Chief executive Colin Robertson has successfully grown revenue globally by building on partnerships with overseas manufacturers to extend the company's reach.

This involves ADL in the supply of both chassis and body kits from its UK plants, including Falkirk, Scarborough and Guildford, to build partners in New Zealand, North America and Hong Kong.

In Australia, where no such arrangement was possible, the company bought an iconic brand - Custom Coach - giving it access to the market.

This year, 50% of ADL's £500m revenue will come from export territories, which is a remarkable surge from just 20% five or six years ago.

On the technology front, ADL's industry-leading hybrid buses are achieving 35-40% fuel and CO2 reductions and, with 700 on the roads in the UK and Europe, they are now one of the world's leading suppliers of alternative fuel buses.

Hybrid buses use a mix of electric and diesel power and the challenge is to ensure that they can operate throughout a gruelling 18-hour work cycle daily, something which has so far eluded pure electric buses.
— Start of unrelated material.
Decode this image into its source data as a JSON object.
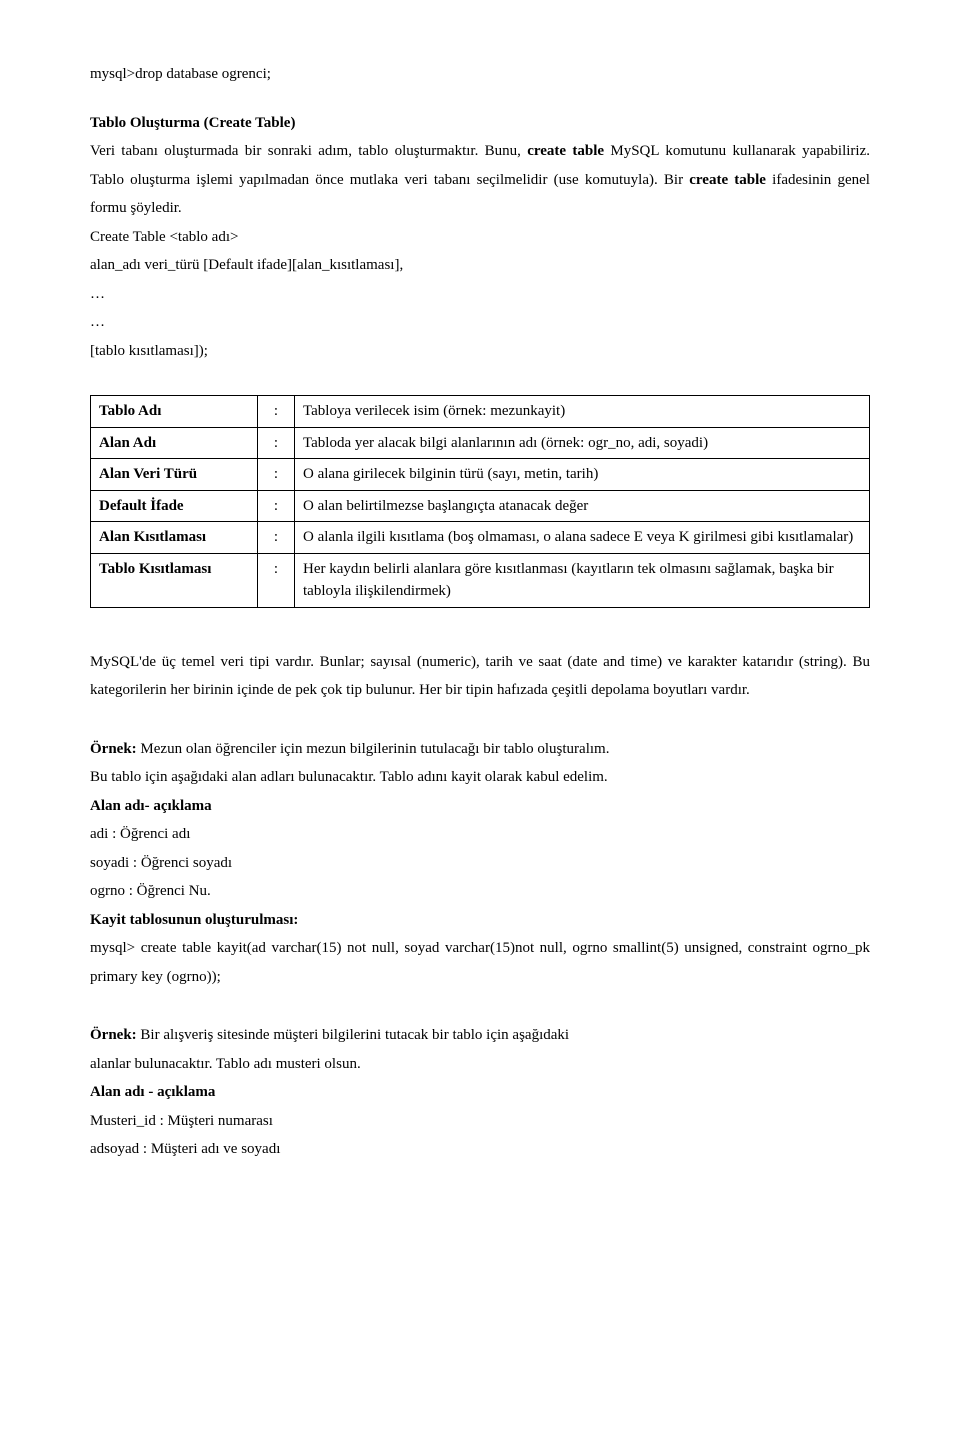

However, ADL describes the search for the ultimate, emission-free, all-electric as a "journey rather than a destination" and is confident that its current hybrid vehicles, which can now match the performance of conventional diesel buses, represent an important stopping point on the journey.

Now it is forging ahead with a £3.2m collaborative venture with Scottish and Southern Energy, Strathclyde University, Strathclyde Passenger Transport and others to create a "virtual electric", a vehicle which will operate 70% of the time on pure electric power - and 30% of the time on hybrid technology.

Colin Robertson said: "Our 'virtual electric' will operate emission-free in crowded, inner-city environments and recharge itself via established hybrid technology while running in less populated areas. It will make a truly significant contribution towards the reduction of curb side emissions.

"As with previous ADL technology advancements, it will do what it says on the tin. Yes, we will fine tune it in co-operation with operators - but we will not be selling them lame ducks they later regret buying. Too often the advancement of technology in the British bus sector is hampered, and dragged back, by ill-conceived products that are brought to market too early, well before they are proven or anywhere near the reliability levels required."

He added: "Our 'virtual electric' will bridge the gap as we work with others to create the right heavy-duty battery solutions. It will deliver what it promises - and it will be introduced without tearing up city streets, without disrupting transport systems and without lengthy planning appeals.

"The route to the ultimate all-electric bus is still some distance away but our 'virtual electric' represents an important next step in the journey."